Elena se hizo a un lado, no quería sentir más el calor de Barboza en su contacto. 

—¡No lo entiendes! —reclamó el hombre con ambas manos en su cabeza. 

Pero la mujer ya estaba fuera de su control, las emociones estaban al límite. 

—¡Sí, lo entiendo! Entiendo que te sientes muerto lejos de este mundo y si tú estás dispuesto a sacrificarlo todo por la hermandad, entonces yo también lo haré —gritó en una amenaza. 

—¡Elena, te lo prohíbo! —dijo Barboza tomando a Elena de uno de sus brazos—. Es evidente tu indignación después de los últimos meses que hemos tenido; sin embargo, soy tu marido y mi primordial obligación siempre será protegerte.
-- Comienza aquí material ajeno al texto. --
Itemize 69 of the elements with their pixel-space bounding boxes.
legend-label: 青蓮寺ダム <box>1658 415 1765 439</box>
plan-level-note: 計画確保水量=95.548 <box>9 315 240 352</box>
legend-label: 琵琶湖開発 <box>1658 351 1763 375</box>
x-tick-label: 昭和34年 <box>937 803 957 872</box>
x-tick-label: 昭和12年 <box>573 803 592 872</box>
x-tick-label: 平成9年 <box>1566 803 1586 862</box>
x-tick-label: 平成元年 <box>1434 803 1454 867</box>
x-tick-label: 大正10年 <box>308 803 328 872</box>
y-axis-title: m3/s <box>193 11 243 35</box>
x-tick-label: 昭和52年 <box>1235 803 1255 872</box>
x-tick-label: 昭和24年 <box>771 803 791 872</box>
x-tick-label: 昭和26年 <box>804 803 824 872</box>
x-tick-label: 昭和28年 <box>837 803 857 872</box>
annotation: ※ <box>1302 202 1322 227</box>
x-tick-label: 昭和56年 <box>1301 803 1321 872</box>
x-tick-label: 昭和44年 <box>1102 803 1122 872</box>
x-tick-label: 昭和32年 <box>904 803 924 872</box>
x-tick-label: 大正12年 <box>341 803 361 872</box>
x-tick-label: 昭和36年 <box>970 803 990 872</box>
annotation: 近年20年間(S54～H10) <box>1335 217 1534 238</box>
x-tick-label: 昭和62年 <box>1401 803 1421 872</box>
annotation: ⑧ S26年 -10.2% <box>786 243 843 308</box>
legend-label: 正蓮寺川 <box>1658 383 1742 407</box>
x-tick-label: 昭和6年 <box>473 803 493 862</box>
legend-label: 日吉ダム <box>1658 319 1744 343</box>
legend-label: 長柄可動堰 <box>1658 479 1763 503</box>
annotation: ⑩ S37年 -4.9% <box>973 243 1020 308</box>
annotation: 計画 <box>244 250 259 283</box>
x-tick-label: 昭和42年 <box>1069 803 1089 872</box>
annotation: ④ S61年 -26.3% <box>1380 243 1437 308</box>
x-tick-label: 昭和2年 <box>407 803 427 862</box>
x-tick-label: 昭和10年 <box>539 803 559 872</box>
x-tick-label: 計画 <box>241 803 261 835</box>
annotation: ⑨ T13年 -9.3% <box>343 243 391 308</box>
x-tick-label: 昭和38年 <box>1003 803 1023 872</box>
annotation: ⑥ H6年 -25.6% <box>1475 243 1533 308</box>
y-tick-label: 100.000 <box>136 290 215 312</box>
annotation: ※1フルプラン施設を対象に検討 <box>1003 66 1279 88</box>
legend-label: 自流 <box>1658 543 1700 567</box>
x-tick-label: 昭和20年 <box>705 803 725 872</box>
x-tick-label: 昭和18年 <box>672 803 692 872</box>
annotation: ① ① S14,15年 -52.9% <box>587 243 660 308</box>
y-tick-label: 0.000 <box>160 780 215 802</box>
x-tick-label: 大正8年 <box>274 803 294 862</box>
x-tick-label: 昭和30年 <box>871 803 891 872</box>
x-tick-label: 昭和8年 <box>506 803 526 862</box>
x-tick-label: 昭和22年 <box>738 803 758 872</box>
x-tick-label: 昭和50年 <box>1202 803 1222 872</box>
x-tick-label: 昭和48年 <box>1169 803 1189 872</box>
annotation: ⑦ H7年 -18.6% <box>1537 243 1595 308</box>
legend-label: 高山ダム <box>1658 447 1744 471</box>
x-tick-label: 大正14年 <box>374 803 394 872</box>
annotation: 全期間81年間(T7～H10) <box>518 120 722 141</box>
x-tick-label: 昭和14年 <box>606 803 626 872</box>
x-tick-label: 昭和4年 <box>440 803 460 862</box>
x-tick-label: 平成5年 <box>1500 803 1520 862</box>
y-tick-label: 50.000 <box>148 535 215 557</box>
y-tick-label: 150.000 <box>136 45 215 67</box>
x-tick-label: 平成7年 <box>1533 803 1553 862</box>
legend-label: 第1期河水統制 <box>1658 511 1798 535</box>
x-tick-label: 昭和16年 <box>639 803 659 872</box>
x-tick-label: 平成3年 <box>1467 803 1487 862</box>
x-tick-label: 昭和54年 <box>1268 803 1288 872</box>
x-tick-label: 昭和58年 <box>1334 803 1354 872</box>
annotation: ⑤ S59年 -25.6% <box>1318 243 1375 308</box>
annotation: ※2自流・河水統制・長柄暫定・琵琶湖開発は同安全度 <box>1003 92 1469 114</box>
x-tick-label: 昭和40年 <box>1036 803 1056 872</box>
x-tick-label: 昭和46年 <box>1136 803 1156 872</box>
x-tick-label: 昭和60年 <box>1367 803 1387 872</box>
—Esta vez no puedes hacerlo —agregó Elena entre sollozos.

—Lo haré, solo debo matarlo.

—¡Desatarás una guerra, Manuel! ¡Morirán inocentes, tal cual sucedió en Magdalena!

—¡Lo de Magdalena fue otra cosa! —espetó Barboza.

—¡Fue lo mismo! Y hace tiempo que soy capaz de tomar mis propias decisiones —recriminó Elena para soltar su brazo del agarre de su marido.

Después corrió hacia la puerta y se encontró con la imponente presencia de la tormenta. Afuera, aguardaba el caballo de Manuel, ella subió al animal para hacerlo galopar a toda velocidad lejos del alcance de Barboza.